Detto questo, l’occasione è ghiotta per chiederci se l’Euro ha mantenuto le sue promesse, cioè se l’Unione Monetaria si è realizzata per come veniva prospettata e per la quale abbiamo fatto sforzi e sacrifici. Tanti hanno celebrato (intempestivamente) la ricorrenza, ma nessuno si è posto questa che è la domanda centrale. Per inciso, è curioso il silenzio degli avversari dell’Euro: non ci sono più i paladini dell’Italexit e del ritorno alla liretta? La loro estinzione sarebbe una buona notizia, ma temo che non sia così.

A metà degli anni ’90, quando il disegno di superare le valute nazionali si è definito nella sconosciuta cittadina di Maastricht, inseguivamo il sogno di lasciarci alle spalle la nostra liretta fluttuante e inflazionata, che ci costava alti tassi di interesse, per agganciarci a una nuova moneta forte e stabile, con grande potere di acquisto sull’estero e capace di diventare una valuta di riferimento globale. Un po’ come vedevamo a quel tempo il Deutsche Mark. Confesso che io ero fra gli entusiasti e facevo fatica a capire chi preferiva una moneta debole rispetto a una forte. Cioè, non è che non lo capissi: vedevo bene che gli industriali trovavano comodo ottenere un temporaneo guadagno di produttività attraverso la svalutazione cosiddetta competitiva (sic!), scaricandone il costo sulla collettività in termini di inflazione.

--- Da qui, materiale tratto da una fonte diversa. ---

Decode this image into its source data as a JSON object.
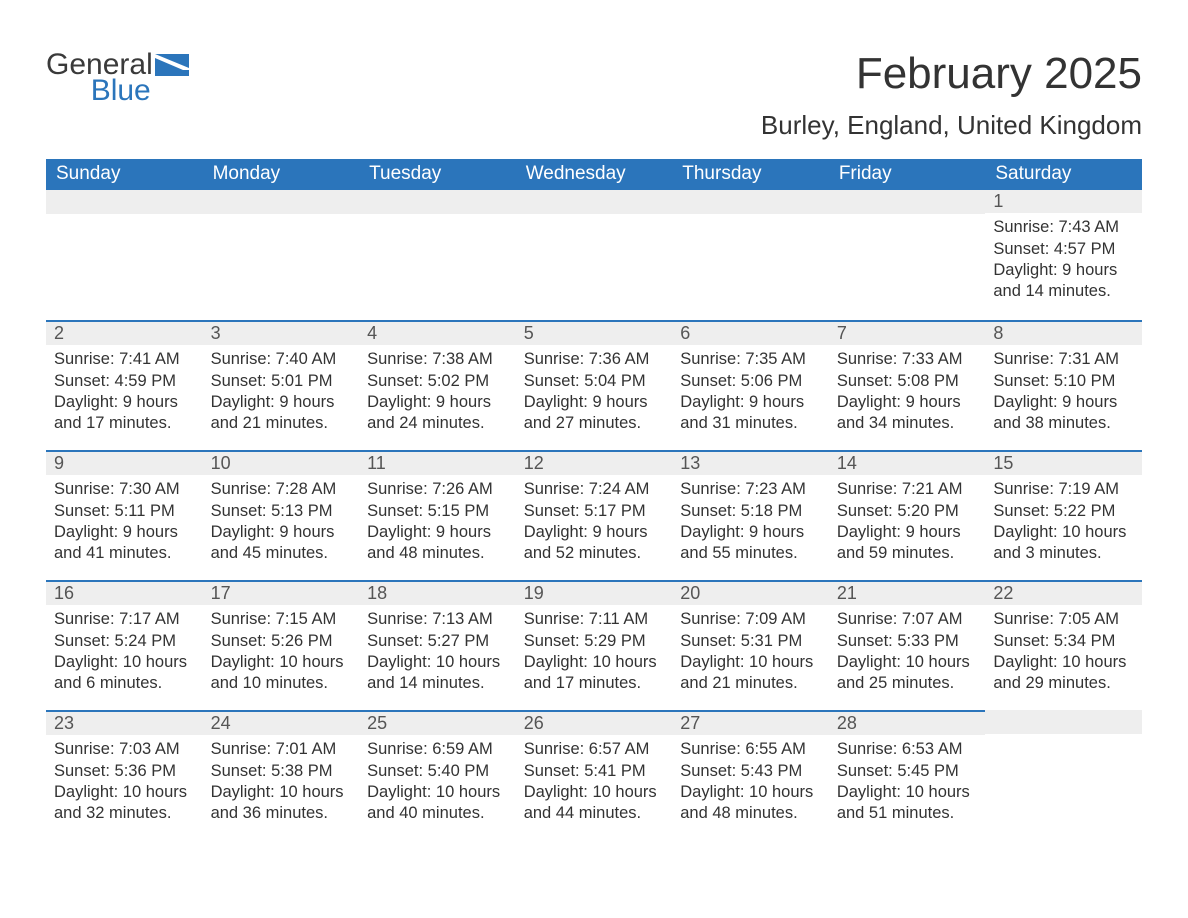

Ma ho sempre ragionato come il mio cane che, forse perché tedesco (di razza, intendo), se deve scegliere fra un biscotto piccolo e uno grande… non ha dubbi e istintivamente si butta su quello grande.

A ventitré anni di età, l’Euro dimostra di avere ben performato. È stato capace di difenderci dall’inflazione: l’1,64% in media annua è inferiore al tasso frizionale (cioè fisiologico) del 2%. Così virtuoso che i presidenti della BCE che si sono succeduti hanno dovuto pompare liquidità nella speranza di innescare un rialzo dei prezzi. Ma su questo torneremo dopo. È stato capace anche di conservare il suo valore rispetto al Dollaro americano, visto che il primo fixing fu a 1,16 dollari per un euro e oggi viaggiamo intorno a 1,14. Certo, nel mezzo ci sono state oscillazioni molto forti, in entrambi i sensi, ma comunque oggi siamo al livello della partenza. E altrettanto vale per i tassi di interesse, cioè per il costo del denaro, che durante questi due decenni e un pezzo sono stati ben lontani da quelli a due cifre che caratterizzavano la lira, per arrivare addirittura in territorio negativo.

Si dirà che questo trend è stato comune a tutto il mondo occidentale, visto che è stato un periodo di bassi tassi e bassa inflazione un po’ ovunque. Ma qualcuno è riuscito a fallire, soprattutto fra i Paesi Emergenti, e non è per nulla scontato che l’Italia avrebbe potuto navigare tranquilla con la sua lira (che una volta si è pure vista coniare il pezzo da 500 d’argento con una caravella con le bandiere al contrario!).

Tutto bene quindi? So far so good, direbbero gli inglesi (che nell’Euro non hanno voluto entrare), ma… c’è un ma.

Forse non tutti sanno che all’inizio del 1999 tutti gli eurini che rappresentavano il controvalore delle monete precedenti, erano poco meno di 700 miliardi. Tanti o pochi? Difficile a dirsi: di fronte a dimensioni così ingenti perdiamo il senso della misura. Un miliardo di euro è come un anno luce: sappiamo come si definisce, ma la nostra mente non è capace di comprendere immediatamente e correttamente quella grandezza.

Dirò solo che quella quantità oggi è più che decuplicata: 8.566.372 di euro, con una crescita media annua del 20%. Ma le medie ingannano. Allora diciamo che se il primo presidente, Wim Duisenberg, si è contenuto nel 3,6% all’anno, il francese Jean-Claude Trichet si è spinto al 23%; Mario Draghi, sorprendentemente, è stato più parco, fermandosi sotto il 13%, e alla fine Christine Lagarde, nei suoi primi 26 mesi, ha prodotto nuova moneta alla velocità del 38% all’anno. 3.900 dei circa 8.500 miliardi di euro in circolazione sono stati emessi negli ultimi due anni, non tanto di meno dei 4.600 miliardi generati in tutti i precedenti 21 anni. Un ritmo forsennato, una tendenza non proprio rassicurante.

In conclusione, sorge una domanda: davvero voi pensate che l’Euro potrà ripetere nei prossimi vent’anni la buona prova di questi primi ventitré?